Dr. Joshua Fenton of the University of California, Davis has emerged as one of the most prominent skeptics of computer-aided detection (CAD) technology for breast screening. Fenton is again questioning CAD's effectiveness in a new study published online April 15 in the Annals of Internal Medicine.
Fenton first raised a ruckus in 2007 with a study published in the New England Journal of Medicine finding that CAD was associated with reduced accuracy for breast screening, but no difference in the detection rate of invasive breast cancer. He followed that study with research in 2011 in the Journal of the National Cancer Institute that found that CAD increased recall rates.
This week's study assessed the short-term outcomes of screening mammography using CAD by measuring the difference in detection rates for invasive cancer and ductal carcinoma in situ (DCIS) between sites using CAD and those that didn't. The theory is that if CAD is detecting more cases of DCIS, it could be a sign that the technology is contributing to "overdiagnosis" by finding cancers that may not prove to be a threat during a woman's lifetime.
Rising use follows reimbursement
Medicare began reimbursing for CAD used with mammography in 2001; from 2001 to 2006, CAD prevalence increased from 3.6% to 60.5%, wrote Fenton and colleagues. Some studies show that CAD increases the rate of breast cancer detection -- as well as the rate of false positives. But is CAD finding the right cancers?
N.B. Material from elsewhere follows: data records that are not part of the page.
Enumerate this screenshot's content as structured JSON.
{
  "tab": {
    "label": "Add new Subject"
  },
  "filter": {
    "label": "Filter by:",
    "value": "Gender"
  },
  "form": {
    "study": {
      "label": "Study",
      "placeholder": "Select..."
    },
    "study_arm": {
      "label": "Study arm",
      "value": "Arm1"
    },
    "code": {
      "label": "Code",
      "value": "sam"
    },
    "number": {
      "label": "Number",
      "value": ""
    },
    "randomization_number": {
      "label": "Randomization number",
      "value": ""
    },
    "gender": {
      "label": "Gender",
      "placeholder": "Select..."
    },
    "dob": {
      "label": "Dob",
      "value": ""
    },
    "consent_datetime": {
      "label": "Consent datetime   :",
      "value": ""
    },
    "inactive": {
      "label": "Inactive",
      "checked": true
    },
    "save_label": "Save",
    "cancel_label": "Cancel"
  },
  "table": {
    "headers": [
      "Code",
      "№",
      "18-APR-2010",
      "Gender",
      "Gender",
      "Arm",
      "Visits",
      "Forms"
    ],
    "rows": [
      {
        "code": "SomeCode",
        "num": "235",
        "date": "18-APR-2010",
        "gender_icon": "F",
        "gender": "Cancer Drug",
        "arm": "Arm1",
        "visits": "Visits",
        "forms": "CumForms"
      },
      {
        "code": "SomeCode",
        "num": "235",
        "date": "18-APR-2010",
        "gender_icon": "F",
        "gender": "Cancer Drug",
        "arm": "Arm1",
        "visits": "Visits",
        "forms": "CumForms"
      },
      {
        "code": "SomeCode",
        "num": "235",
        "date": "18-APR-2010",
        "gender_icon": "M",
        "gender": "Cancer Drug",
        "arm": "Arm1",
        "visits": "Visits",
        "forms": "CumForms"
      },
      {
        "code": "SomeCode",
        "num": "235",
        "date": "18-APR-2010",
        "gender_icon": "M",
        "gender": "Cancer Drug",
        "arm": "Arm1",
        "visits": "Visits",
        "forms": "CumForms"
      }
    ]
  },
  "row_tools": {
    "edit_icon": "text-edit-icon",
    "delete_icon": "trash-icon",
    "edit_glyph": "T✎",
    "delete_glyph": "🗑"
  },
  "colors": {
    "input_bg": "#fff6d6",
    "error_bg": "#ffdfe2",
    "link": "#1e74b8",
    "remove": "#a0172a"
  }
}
And does it really help older women?
Because randomized clinical trials suggest that screening mammography's positive effect on breast cancer mortality comes from detecting invasive cancer, it's important to assess CAD's effect on detecting invasive and noninvasive breast cancer.
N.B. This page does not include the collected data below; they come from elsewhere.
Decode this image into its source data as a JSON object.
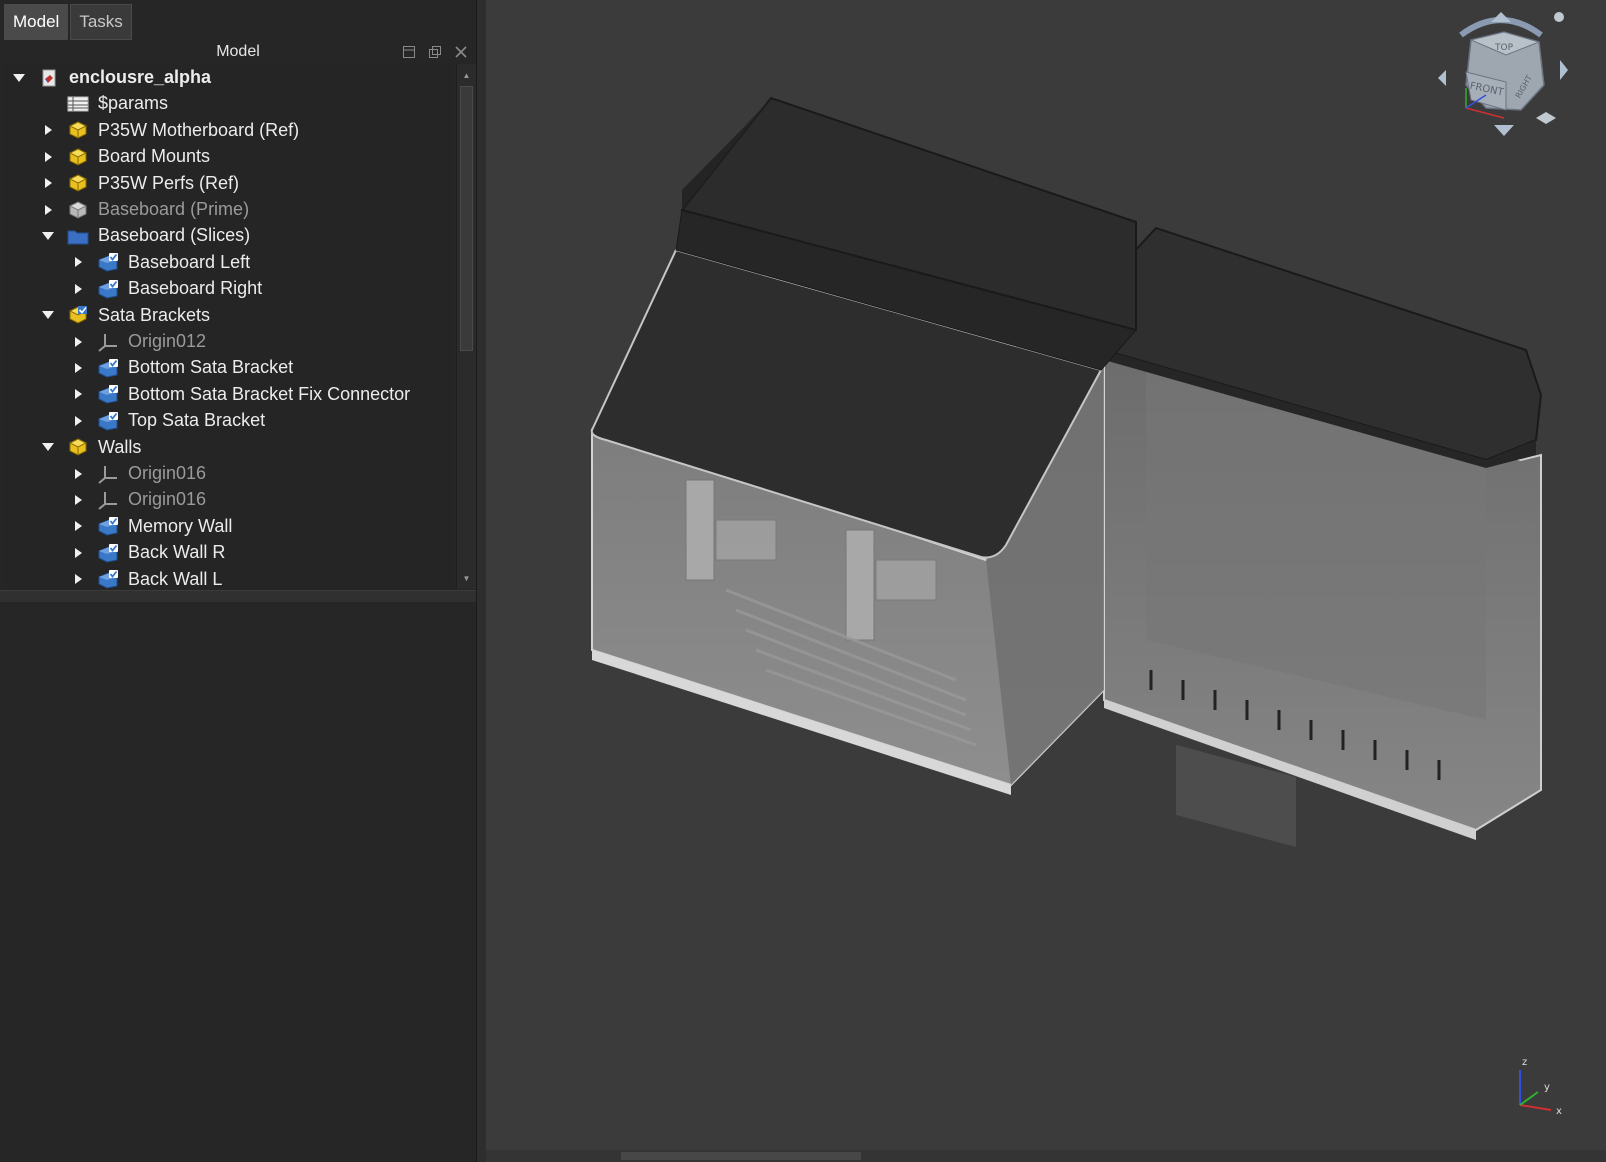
{
  "tabs": [
    {
      "label": "Model",
      "active": true
    },
    {
      "label": "Tasks",
      "active": false
    }
  ],
  "panel": {
    "title": "Model"
  },
  "tree": [
    {
      "label": "enclousre_alpha",
      "depth": 0,
      "expanded": true,
      "icon": "document-icon",
      "bold": true
    },
    {
      "label": "$params",
      "depth": 1,
      "expanded": null,
      "icon": "spreadsheet-icon"
    },
    {
      "label": "P35W Motherboard (Ref)",
      "depth": 1,
      "expanded": false,
      "icon": "part-icon"
    },
    {
      "label": "Board Mounts",
      "depth": 1,
      "expanded": false,
      "icon": "part-icon"
    },
    {
      "label": "P35W Perfs (Ref)",
      "depth": 1,
      "expanded": false,
      "icon": "part-icon"
    },
    {
      "label": "Baseboard (Prime)",
      "depth": 1,
      "expanded": false,
      "icon": "part-icon-hidden",
      "dim": true
    },
    {
      "label": "Baseboard (Slices)",
      "depth": 1,
      "expanded": true,
      "icon": "folder-icon"
    },
    {
      "label": "Baseboard Left",
      "depth": 2,
      "expanded": false,
      "icon": "body-icon"
    },
    {
      "label": "Baseboard Right",
      "depth": 2,
      "expanded": false,
      "icon": "body-icon"
    },
    {
      "label": "Sata Brackets",
      "depth": 1,
      "expanded": true,
      "icon": "part-icon-active"
    },
    {
      "label": "Origin012",
      "depth": 2,
      "expanded": false,
      "icon": "origin-icon",
      "dim": true
    },
    {
      "label": "Bottom Sata Bracket",
      "depth": 2,
      "expanded": false,
      "icon": "body-icon"
    },
    {
      "label": "Bottom Sata Bracket Fix Connector",
      "depth": 2,
      "expanded": false,
      "icon": "body-icon"
    },
    {
      "label": "Top Sata Bracket",
      "depth": 2,
      "expanded": false,
      "icon": "body-icon"
    },
    {
      "label": "Walls",
      "depth": 1,
      "expanded": true,
      "icon": "part-icon"
    },
    {
      "label": "Origin016",
      "depth": 2,
      "expanded": false,
      "icon": "origin-icon",
      "dim": true
    },
    {
      "label": "Origin016",
      "depth": 2,
      "expanded": false,
      "icon": "origin-icon",
      "dim": true
    },
    {
      "label": "Memory Wall",
      "depth": 2,
      "expanded": false,
      "icon": "body-icon"
    },
    {
      "label": "Back Wall R",
      "depth": 2,
      "expanded": false,
      "icon": "body-icon"
    },
    {
      "label": "Back Wall L",
      "depth": 2,
      "expanded": false,
      "icon": "body-icon"
    }
  ],
  "navcube": {
    "top": "TOP",
    "front": "FRONT",
    "right": "RIGHT"
  },
  "axes": {
    "z": "z",
    "y": "y",
    "x": "x"
  },
  "colors": {
    "x_axis": "#d03030",
    "y_axis": "#30b030",
    "z_axis": "#3050e0",
    "part_yellow": "#e8c020",
    "body_blue": "#3a78c8"
  }
}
"We conducted this research because of the uncertainties that exist about the clinical impact of CAD, particularly its impact on breast cancer diagnosis," Fenton told AuntMinnie.com. "Even though there have been very few multicenter studies on the technology, it's being used in the U.S. with more than three-fourths of screening mammograms."
Using U.S. Surveillance, Epidemiology and End Results (SEER) Medicare data, Fenton's team reviewed health records for 163,099 women ages 67 to 89 years receiving 409,459 mammograms. The group investigated associations between CAD use during screening mammography and the incidence of ductal carcinoma in situ (DCIS) and invasive breast cancer, invasive cancer stage, and diagnostic testing.
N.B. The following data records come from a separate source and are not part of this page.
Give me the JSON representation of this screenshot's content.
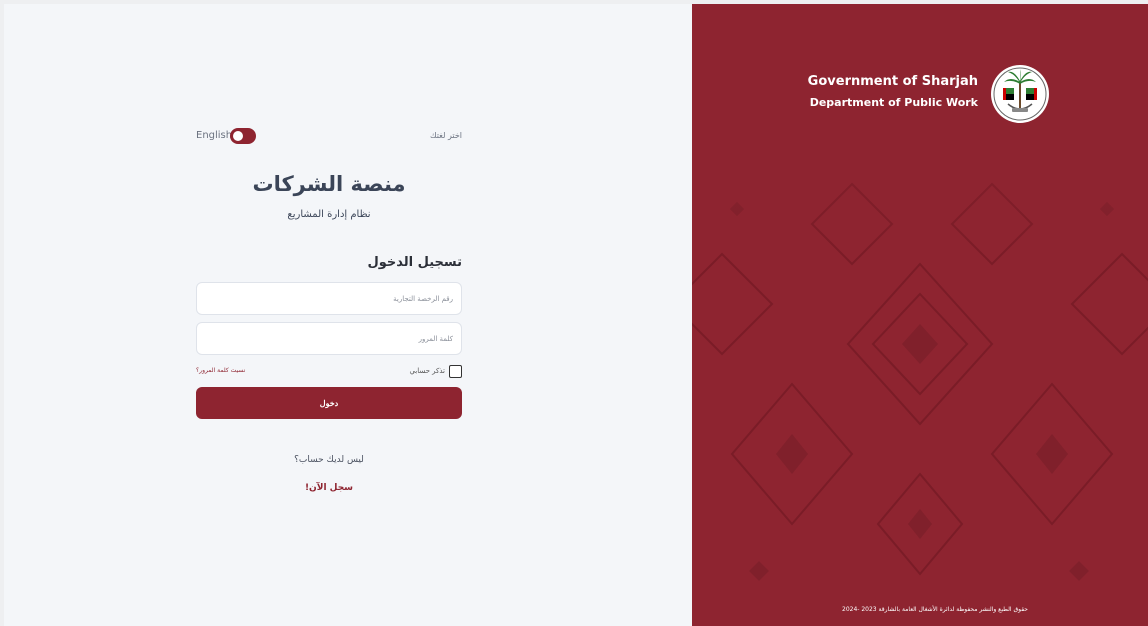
{
  "language": {
    "toggle_label": "English",
    "choose_label": "اختر لغتك"
  },
  "brand": {
    "platform_title": "منصة الشركات",
    "platform_subtitle": "نظام إدارة المشاريع"
  },
  "login": {
    "heading": "تسجيل الدخول",
    "license_placeholder": "رقم الرخصة التجارية",
    "password_placeholder": "كلمة المرور",
    "remember_label": "تذكر حسابي",
    "forgot_label": "نسيت كلمة المرور؟",
    "submit_label": "دخول",
    "no_account": "ليس لديك حساب؟",
    "register_label": "سجل الآن!"
  },
  "panel": {
    "gov_line1": "Government of Sharjah",
    "gov_line2": "Department of Public Work",
    "copyright": "حقوق الطبع والنشر محفوظة لدائرة الأشغال العامة بالشارقة 2023 -2024",
    "emblem_icon": "sharjah-emblem-icon",
    "accent_color": "#8e2430"
  }
}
The team found that use of the technology was associated with greater DCIS incidence but no difference in invasive breast cancer incidence. A woman receiving mammography screening at a site using CAD had a higher adjusted odds ratio, 1.17, for receiving a diagnosis of DCIS compared with those screened at sites without CAD (p < 0.001).
Meanwhile, Fenton and colleagues reported that there was "no difference" in detection rates for invasive cancer between sites using CAD and those that didn't. Women in the CAD group had a slightly higher adjusted odds ratio, 1.06, for having stage I cancer (p < 0.001), but a slightly lower adjusted odds ratio, 0.92, for more advanced cancer from stages II to IV (p < 0.001).
CAD was also associated with increased odds of having further tests or procedures, such as diagnostic mammography, breast ultrasonography, and breast biopsy. Women in the CAD group had an increased odds ratio of 1.28 for receiving diagnostic mammography, 1.07 for receiving breast ultrasound, and 1.10 for receiving breast biopsy (p < 0.001 for all three categories).
Why the rapid uptake of CAD into clinical practice? In part because of Medicare reimbursement, but also due to an understandable caution on the part of breast imagers, Fenton said.
"There's legitimate concern among radiologists about the risk of missing breast cancers, and CAD was designed to increase the cancer detection rate," he said. "It boosts sensitivity, but not necessarily the specificity."
Treatment of DCIS detected by CAD may prevent progression to lethal invasive breast cancer and may avert more extensive treatment of subsequent invasive cancer, the team wrote -- but on the other hand, recent estimates suggest that one in four screen-detected invasive breast cancer cases are detected and treated in women who would have died of other causes without screening.
"Our study findings give us additional information about overdiagnosis, which is of particular concern in an older Medicare population," Fenton said. "If a woman in her 40s is diagnosed with DCIS, there's higher confidence that treating it will prevent an eventual invasive cancer. But in an 80-year-old woman, it's questionable whether treating DCIS will benefit her."